The idea that Creedence Clearwater Revival was a band of southern swamp rats was a common misconception throughout the 1960s and 1970s. While CCR romanticised the sights and sounds of the south in songs like ‘Proud Mary’ and ‘Ramble Tamble’, the band themselves hailed from the Bay Area of San Francisco, California. In fact, clues could be pulled from songs like ‘Green River’ and ‘Lodi’, both of which reference areas of the band’s home state.

If one song epitomised the band’s obsession with the south, it was ‘Born on the Bayou’. For most audiences hearing John Fogerty’s honking vocals talk about running through backwood bays and chasing down hoodoo, it was only obvious that the band would hail from somewhere close to Louisiana.

According to Fogerty, the origins of the song came during a soundcheck at the Avalon Ballroom in San Francisco. “We were the #7 act on the bill, bottom of the totem pole. And as the first guys to go on, we were the last to soundcheck before they opened the doors,” Fogerty told Rolling Stone. “It was like, ‘Here’s the drums, boom, boom; here’s the guitar, clank, clank.’ I looked over at the guys and said, ‘Hey, follow this!’ Basically, it was the riff and the attitude of ‘Born on the Bayou,’ without the words.”

“‘Born on the Bayou’ was vaguely like ‘Porterville’, about a mythical childhood and a heat-filled time, the Fourth of July. I put it in the swamp where, of course, I had never lived,” Fogerty admitted. “It was late as I was writing. I was trying to be a pure writer, no guitar in hand, visualizing and looking at the bare walls of my apartment.”

“Tiny apartments have wonderful bare walls, especially when you can’t afford to put anything on them,” he added. “‘Chasing down a hoodoo.’ Hoodoo is a magical, mystical, spiritual, non-defined apparition, like a ghost or a shadow, not necessarily evil, but certainly other-worldly. I was getting some of that imagery from Howlin’ Wolf and Muddy Waters.”

Fogerty penned ‘Born on the Bayou’, ‘Proud Mary’ and ‘Keep On Chooglin’ in his bare apartment, dreaming of placing himself away from the cityscape of San Francisco. “I was writing these at night, and I remember that Bobby Kennedy got killed during this time,” Fogerty said in the book Band Moon Rising. “I saw that late at night.
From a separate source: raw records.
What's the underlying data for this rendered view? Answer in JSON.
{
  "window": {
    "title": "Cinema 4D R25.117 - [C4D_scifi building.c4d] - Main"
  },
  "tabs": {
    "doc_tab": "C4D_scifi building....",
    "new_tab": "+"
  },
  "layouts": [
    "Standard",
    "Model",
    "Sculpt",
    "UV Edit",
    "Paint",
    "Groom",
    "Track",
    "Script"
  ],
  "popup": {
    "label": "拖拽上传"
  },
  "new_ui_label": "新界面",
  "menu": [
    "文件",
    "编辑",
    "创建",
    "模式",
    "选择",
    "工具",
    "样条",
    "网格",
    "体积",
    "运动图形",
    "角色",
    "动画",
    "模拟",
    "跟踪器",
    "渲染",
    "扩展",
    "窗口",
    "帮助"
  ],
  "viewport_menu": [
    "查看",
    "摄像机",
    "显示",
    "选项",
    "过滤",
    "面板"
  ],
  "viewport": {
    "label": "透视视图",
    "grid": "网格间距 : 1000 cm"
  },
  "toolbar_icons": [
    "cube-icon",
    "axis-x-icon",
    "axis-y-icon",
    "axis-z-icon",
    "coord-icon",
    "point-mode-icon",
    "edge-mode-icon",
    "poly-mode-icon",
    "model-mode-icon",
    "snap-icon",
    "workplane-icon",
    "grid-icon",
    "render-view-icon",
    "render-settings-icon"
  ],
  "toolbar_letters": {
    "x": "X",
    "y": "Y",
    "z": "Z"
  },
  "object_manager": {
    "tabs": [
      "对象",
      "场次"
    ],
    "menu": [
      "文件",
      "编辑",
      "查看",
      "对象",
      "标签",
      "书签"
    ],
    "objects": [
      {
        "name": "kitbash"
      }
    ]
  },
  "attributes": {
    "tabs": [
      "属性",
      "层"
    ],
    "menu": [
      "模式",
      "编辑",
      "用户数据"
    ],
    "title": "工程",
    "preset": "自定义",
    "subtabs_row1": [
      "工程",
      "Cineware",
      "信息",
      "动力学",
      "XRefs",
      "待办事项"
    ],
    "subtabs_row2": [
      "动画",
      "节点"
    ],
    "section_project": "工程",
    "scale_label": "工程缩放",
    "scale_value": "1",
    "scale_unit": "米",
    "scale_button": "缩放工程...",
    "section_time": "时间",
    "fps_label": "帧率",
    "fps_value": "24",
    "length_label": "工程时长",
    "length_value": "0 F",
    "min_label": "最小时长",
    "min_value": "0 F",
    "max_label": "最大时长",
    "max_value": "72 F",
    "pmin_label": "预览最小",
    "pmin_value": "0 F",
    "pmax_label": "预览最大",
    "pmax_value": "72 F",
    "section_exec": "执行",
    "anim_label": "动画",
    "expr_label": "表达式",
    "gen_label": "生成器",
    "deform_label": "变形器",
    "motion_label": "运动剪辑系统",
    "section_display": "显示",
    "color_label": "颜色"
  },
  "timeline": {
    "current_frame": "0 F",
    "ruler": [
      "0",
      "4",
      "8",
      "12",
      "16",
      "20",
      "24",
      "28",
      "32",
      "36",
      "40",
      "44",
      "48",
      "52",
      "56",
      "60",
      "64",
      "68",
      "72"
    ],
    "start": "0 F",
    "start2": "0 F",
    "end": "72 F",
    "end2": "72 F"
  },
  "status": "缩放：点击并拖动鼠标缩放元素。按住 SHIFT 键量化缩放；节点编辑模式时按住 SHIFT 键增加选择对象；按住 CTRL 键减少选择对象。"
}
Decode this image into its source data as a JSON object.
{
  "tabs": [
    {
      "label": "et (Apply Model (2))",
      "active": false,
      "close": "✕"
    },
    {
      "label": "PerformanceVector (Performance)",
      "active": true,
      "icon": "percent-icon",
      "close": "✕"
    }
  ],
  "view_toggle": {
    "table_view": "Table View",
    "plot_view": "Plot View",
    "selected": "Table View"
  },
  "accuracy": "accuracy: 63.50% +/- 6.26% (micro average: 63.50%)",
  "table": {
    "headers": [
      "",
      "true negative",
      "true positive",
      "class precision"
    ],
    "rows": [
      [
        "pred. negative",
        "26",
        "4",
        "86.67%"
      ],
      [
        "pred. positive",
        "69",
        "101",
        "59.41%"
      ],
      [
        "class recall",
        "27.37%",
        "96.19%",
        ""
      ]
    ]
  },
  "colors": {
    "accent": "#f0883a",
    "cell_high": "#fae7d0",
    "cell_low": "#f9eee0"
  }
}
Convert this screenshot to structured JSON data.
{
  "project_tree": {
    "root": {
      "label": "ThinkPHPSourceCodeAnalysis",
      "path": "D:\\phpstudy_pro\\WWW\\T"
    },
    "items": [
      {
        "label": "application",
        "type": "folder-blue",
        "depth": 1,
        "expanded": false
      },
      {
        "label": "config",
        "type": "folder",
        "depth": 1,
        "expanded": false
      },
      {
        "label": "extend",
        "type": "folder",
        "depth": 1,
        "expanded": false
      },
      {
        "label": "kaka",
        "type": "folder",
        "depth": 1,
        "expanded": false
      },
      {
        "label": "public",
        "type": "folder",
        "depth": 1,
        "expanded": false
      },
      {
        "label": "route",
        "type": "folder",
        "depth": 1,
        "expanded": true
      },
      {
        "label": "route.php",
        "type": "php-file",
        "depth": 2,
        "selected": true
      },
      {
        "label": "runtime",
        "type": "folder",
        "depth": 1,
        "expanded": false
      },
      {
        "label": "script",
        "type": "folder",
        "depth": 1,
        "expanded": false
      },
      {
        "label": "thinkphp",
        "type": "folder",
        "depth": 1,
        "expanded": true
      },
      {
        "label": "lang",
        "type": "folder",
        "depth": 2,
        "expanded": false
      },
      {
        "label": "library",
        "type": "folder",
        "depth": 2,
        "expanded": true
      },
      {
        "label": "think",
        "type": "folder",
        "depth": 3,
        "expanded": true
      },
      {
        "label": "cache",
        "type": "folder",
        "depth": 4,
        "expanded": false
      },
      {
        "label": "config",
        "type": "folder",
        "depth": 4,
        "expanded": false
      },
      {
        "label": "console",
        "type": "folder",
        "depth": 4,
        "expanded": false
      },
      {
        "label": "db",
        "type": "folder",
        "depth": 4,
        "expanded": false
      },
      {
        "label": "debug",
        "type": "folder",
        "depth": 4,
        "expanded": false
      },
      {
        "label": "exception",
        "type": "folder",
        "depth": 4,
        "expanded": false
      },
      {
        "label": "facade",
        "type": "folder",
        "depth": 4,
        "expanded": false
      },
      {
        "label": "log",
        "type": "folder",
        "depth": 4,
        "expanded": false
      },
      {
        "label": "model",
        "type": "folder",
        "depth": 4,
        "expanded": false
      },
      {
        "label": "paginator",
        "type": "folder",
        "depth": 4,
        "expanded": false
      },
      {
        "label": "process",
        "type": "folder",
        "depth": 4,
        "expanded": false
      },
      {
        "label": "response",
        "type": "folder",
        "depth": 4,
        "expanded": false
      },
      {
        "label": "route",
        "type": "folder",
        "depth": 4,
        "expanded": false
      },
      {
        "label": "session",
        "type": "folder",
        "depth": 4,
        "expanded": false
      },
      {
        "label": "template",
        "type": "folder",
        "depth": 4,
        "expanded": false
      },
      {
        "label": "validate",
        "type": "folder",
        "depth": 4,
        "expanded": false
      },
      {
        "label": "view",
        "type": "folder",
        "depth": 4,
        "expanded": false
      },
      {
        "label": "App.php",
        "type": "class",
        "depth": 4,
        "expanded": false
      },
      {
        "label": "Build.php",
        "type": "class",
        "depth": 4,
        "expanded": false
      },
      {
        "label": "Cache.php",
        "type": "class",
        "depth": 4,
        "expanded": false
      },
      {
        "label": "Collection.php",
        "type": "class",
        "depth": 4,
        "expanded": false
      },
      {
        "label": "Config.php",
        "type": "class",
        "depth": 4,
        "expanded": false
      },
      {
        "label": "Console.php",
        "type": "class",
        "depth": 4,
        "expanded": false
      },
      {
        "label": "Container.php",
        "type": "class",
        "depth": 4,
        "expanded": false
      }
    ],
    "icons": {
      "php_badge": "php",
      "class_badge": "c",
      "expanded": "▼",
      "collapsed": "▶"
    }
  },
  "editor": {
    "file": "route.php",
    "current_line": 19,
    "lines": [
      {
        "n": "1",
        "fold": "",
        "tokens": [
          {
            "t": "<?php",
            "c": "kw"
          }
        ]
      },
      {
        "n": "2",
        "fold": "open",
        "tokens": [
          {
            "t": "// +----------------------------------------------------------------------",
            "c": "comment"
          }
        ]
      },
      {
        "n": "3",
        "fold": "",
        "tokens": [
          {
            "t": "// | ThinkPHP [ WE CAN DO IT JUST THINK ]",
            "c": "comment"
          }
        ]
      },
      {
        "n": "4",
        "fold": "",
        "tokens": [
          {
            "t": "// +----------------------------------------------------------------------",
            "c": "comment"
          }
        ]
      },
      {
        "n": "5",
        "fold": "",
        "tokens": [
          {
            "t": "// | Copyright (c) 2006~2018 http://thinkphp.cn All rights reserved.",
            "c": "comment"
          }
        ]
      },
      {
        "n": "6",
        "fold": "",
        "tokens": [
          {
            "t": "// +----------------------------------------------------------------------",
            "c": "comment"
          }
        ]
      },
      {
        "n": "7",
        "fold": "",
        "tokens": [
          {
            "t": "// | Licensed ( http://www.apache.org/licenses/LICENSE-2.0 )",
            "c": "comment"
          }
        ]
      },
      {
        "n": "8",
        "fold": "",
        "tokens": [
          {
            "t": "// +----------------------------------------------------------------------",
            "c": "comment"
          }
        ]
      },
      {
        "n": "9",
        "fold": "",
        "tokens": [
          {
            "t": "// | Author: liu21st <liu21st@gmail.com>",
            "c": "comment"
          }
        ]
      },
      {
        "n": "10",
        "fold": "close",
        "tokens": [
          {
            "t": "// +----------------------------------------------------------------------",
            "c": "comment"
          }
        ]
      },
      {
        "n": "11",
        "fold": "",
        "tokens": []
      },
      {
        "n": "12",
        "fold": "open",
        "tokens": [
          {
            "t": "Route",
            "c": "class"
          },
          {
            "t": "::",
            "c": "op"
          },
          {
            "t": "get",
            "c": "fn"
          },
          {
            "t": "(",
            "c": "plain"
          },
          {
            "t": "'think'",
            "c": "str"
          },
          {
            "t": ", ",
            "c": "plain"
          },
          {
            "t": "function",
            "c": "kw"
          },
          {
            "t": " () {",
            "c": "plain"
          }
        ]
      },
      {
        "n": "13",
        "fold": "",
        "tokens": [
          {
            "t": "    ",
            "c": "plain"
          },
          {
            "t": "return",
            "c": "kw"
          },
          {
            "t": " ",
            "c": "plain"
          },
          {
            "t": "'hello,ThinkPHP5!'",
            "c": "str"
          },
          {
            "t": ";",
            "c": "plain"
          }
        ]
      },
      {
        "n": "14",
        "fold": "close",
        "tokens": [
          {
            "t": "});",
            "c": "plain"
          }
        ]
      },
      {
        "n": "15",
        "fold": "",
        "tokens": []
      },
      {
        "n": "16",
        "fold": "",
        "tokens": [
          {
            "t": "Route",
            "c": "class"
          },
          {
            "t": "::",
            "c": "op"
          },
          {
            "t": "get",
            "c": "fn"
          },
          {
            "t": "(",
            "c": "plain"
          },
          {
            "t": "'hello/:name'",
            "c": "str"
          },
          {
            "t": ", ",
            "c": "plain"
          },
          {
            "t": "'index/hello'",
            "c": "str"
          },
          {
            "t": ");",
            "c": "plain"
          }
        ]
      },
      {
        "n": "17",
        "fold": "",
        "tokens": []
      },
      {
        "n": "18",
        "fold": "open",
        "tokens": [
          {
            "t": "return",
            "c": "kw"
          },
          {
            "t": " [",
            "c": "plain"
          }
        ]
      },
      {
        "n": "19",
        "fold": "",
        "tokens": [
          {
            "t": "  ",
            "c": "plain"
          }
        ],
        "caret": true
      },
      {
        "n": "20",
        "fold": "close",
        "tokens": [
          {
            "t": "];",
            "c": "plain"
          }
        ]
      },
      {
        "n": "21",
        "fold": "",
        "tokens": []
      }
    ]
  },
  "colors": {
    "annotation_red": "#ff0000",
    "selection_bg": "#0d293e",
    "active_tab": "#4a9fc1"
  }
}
They kept showing it over and over. ‘Bayou’ and ‘Proud Mary’ and ‘Chooglin” were all kind of cooking at that time.”

“I’d say that was when the whole swamp bayou myth was born—right there in a little apartment in El Cerrito,” he claimed. “It was late at night and I was probably delirious from lack of sleep. I remember that I thought it would be cool if these songs cross-referenced each other. Once I was doing that, I realized that I was kind of working on a mythical place.”